Выдохнула. Зато объявила, кто ее дед. Похвасталась. Девочки удивленно переглянулись.
Одна из них, красивая, полноватая, пышногрудая брюнетка, явная лидерша, презрительно усмехнулась:
– Твой дед известный драматург, а ты жила в провинции? А чего не в Москве? – И, скривив нижнюю губу, победно оглядела притихшую стайку девчонок, она кивнула на Алины ботинки: – А чего ты такая ободранная? Дед скупится? Или бабка денег жалеет? Ботики твои – вообще мрак! А колготы? А передник, господи! Откуда ты его выудила? Место покажешь? Такой деревни у нас еще не было! – И она рассмеялась.
Воцарилось молчание. Было слышно, как на окне жужжит муха.

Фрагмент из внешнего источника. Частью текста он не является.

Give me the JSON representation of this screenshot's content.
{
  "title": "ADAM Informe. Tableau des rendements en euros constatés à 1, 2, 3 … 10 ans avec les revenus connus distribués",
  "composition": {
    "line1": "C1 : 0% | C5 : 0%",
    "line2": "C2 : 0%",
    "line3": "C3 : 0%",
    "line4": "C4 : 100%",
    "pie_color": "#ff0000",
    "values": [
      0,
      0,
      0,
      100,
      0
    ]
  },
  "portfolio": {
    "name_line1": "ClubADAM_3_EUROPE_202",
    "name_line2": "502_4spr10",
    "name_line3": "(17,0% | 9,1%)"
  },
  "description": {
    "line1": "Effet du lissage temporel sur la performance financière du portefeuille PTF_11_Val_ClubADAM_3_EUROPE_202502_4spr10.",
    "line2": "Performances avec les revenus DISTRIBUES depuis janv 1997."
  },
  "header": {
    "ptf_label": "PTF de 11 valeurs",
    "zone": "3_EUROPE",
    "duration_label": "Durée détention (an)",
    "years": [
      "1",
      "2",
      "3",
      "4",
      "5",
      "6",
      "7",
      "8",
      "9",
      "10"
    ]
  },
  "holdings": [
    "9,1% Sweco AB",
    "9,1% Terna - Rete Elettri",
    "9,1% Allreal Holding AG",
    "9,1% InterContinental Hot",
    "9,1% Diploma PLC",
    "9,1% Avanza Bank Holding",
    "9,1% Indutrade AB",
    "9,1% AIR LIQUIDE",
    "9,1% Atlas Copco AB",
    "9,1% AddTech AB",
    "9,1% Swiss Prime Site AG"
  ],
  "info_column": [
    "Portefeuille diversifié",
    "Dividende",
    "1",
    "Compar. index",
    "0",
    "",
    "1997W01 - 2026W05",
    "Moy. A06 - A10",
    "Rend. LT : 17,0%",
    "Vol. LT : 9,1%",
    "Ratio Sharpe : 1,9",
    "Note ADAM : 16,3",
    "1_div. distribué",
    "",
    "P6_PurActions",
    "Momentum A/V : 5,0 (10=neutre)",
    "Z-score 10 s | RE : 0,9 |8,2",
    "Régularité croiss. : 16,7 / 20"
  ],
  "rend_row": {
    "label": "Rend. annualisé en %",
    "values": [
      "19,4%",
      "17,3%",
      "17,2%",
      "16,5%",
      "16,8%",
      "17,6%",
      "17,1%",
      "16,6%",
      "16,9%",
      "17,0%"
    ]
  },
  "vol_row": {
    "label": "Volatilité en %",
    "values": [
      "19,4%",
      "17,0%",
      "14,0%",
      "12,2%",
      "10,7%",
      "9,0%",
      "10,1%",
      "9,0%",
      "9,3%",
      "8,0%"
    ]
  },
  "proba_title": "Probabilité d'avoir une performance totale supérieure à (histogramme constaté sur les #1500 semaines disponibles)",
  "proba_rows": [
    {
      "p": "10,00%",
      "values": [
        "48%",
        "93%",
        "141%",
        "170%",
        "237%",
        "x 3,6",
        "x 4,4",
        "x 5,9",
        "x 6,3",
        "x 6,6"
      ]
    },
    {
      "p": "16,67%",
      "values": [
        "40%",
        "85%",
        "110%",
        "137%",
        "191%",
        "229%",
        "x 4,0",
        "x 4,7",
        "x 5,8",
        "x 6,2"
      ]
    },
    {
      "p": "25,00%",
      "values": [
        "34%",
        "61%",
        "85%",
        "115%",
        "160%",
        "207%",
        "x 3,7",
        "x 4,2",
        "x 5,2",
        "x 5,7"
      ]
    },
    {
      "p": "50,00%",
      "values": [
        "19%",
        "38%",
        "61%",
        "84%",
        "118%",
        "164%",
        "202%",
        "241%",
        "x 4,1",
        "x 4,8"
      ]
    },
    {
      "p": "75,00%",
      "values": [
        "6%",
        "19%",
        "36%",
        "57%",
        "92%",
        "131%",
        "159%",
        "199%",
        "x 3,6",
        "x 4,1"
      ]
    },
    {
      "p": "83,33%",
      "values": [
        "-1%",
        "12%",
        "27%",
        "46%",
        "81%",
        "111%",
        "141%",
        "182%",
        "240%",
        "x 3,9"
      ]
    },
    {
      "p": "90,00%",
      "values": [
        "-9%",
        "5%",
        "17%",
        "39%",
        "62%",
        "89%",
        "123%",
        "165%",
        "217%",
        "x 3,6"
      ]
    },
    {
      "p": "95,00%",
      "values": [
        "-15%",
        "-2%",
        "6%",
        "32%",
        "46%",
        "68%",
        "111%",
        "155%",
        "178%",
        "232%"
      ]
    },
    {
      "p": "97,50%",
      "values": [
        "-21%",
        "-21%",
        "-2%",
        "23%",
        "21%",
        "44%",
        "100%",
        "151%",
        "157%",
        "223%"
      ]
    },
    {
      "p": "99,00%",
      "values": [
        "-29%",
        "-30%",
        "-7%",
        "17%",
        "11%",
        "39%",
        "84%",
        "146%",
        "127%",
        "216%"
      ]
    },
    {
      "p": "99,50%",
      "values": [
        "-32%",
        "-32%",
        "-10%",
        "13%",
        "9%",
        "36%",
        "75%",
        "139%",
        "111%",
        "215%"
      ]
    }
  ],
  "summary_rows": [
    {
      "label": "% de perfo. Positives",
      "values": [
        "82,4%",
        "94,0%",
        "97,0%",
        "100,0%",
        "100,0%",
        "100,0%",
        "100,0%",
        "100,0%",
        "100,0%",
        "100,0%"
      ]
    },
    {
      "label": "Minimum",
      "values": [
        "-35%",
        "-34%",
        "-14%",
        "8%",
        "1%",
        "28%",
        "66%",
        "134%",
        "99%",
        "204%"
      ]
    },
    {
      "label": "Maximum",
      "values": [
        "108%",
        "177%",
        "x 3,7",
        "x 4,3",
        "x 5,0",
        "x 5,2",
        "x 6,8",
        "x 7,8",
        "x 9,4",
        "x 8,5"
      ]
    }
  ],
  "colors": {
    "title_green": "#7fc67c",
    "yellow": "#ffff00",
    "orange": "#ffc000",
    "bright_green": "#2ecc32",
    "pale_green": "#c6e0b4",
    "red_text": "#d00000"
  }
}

Девочки растерялись и жалко улыбались. Але хотелось броситься прочь, чтобы они не увидели ее слез. Чуть поодаль, наблюдая за ними, стояла высокая девочка с выпуклыми светло-голубыми, почти прозрачными, льдистыми глазами и с очень красивыми пепельными волосами, распущенными по плечам и схваченными бархатным обручем.
И тут раздался ее голос:
– Ты на себя посмотри, Волкова! Ты у нас модная, да? Еще бы! Мамаша твоя на складе ворует, а папаша? Папаша на продуктовой базе грузчиком, я не ошиблась? Надо же! – с усмешкой продолжала она. – Вот удивительно, правда? Товаровед и грузчик, всего-то! А Наташа Волкова первая модница! Кстати, Волкова, где тебе лифчики достают? Дашь адресок? У меня домработница Дашка тоже сисястая! Прям беда с этим делом!

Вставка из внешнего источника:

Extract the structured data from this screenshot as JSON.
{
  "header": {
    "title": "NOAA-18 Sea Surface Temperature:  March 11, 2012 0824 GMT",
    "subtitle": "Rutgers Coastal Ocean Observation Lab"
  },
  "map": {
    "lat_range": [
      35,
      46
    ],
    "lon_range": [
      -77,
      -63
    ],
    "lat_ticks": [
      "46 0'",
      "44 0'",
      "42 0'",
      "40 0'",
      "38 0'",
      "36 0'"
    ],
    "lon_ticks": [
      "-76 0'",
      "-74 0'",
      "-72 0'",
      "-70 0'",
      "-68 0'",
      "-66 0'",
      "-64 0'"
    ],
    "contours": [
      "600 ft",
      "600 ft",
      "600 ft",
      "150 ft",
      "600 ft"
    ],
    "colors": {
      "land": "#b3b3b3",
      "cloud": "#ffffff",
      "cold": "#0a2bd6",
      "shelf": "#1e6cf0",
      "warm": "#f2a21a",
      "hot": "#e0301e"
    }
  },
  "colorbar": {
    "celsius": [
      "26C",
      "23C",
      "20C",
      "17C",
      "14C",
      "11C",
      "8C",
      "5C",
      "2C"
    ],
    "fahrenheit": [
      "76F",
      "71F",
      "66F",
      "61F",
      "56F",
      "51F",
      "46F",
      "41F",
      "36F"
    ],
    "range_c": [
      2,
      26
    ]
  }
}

Красная и вспотевшая, Волкова быстро ретировалась. Девочки растерянно смотрели ей вслед.
У Али перехватило дыхание. Что сейчас будет! Но точно ясно было одно – в эту школу она ни ногой.

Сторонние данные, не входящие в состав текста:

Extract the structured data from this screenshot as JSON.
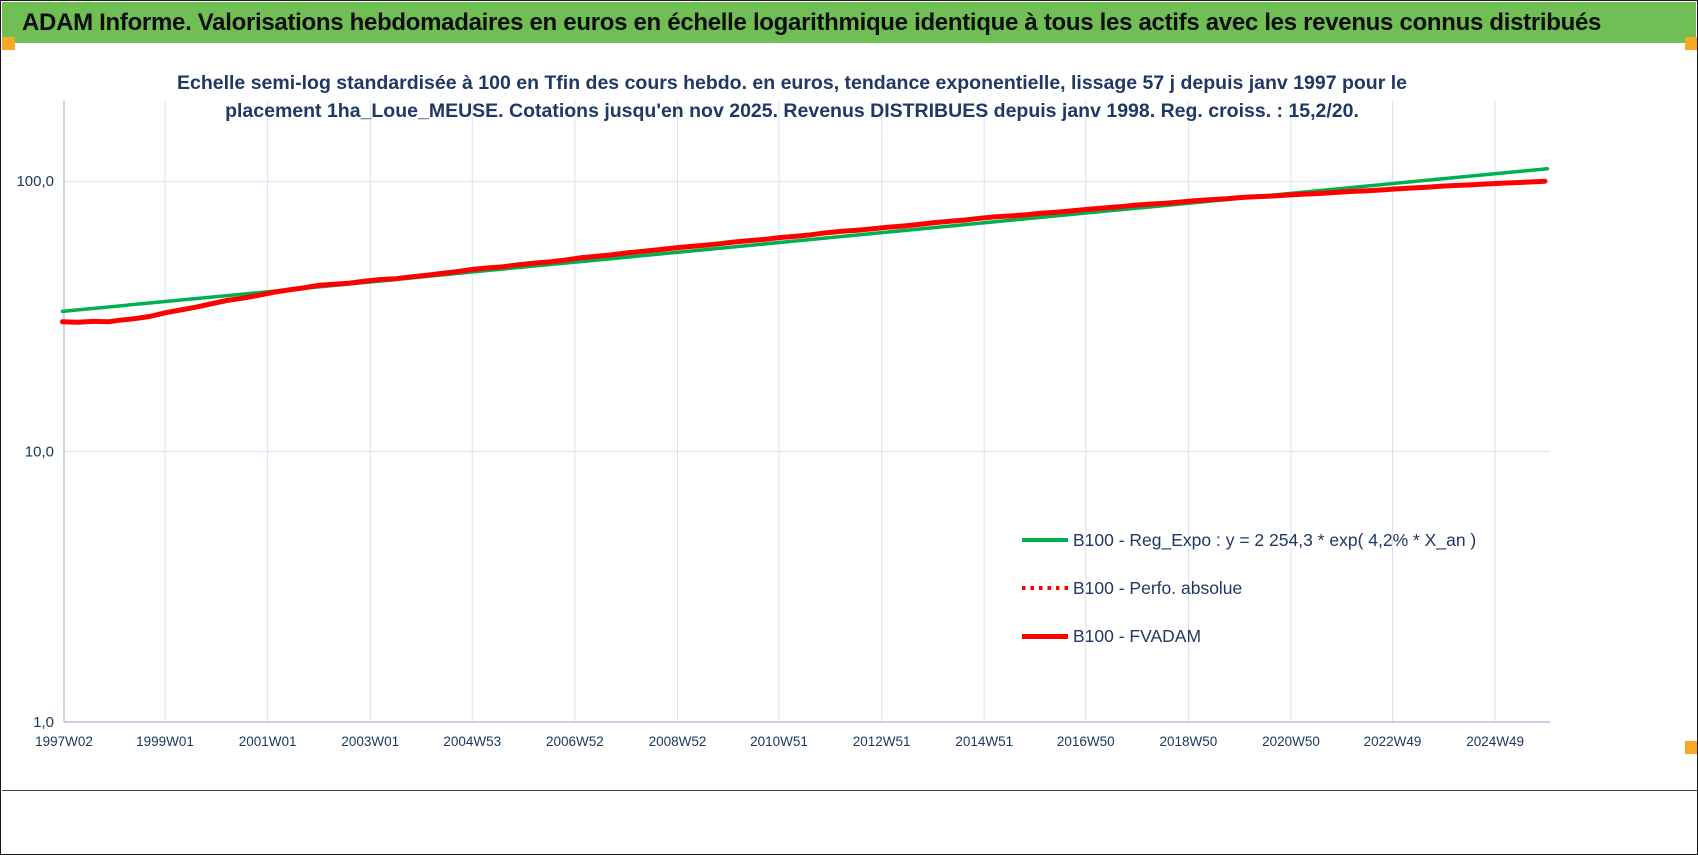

– И так будет с каждой! Ясно? – проговорила блондинка. – Суки вы, вот кто! Человек, – она яростно сверкнула глазами, – сирота, без родителей! А вы, гадины? Рассматриваете ее как мартышку в зоопарке! И посмеиваетесь. И дуре этой, кобыле Волковой, подпеваете!
– Пойдем! – велела она Але.
В эту секунду раздался спасительный звонок. Девочки потянулись в класс. Блондинка почти втащила Алю за руку.
Алин сосед, толстяк с оттопыренной губой, уже сидел на своем месте.
Блондинка подошла к нему.
– Никольников, брысь, и побыстрее!
Никольников, подхватив свой портфель, тут же исчез.
– Чего стоишь? – Блондинка посмотрела на Алю. – Садись! Ну и я, если не возражаешь!
Ошарашенная, Аля медленно опустилась за парту. Обернулась – бледная Волкова сидела на месте и что-то сосредоточенно писала в тетради. Что писала? Странно. Был урок биологии, задания еще не дали, и пока писать было нечего.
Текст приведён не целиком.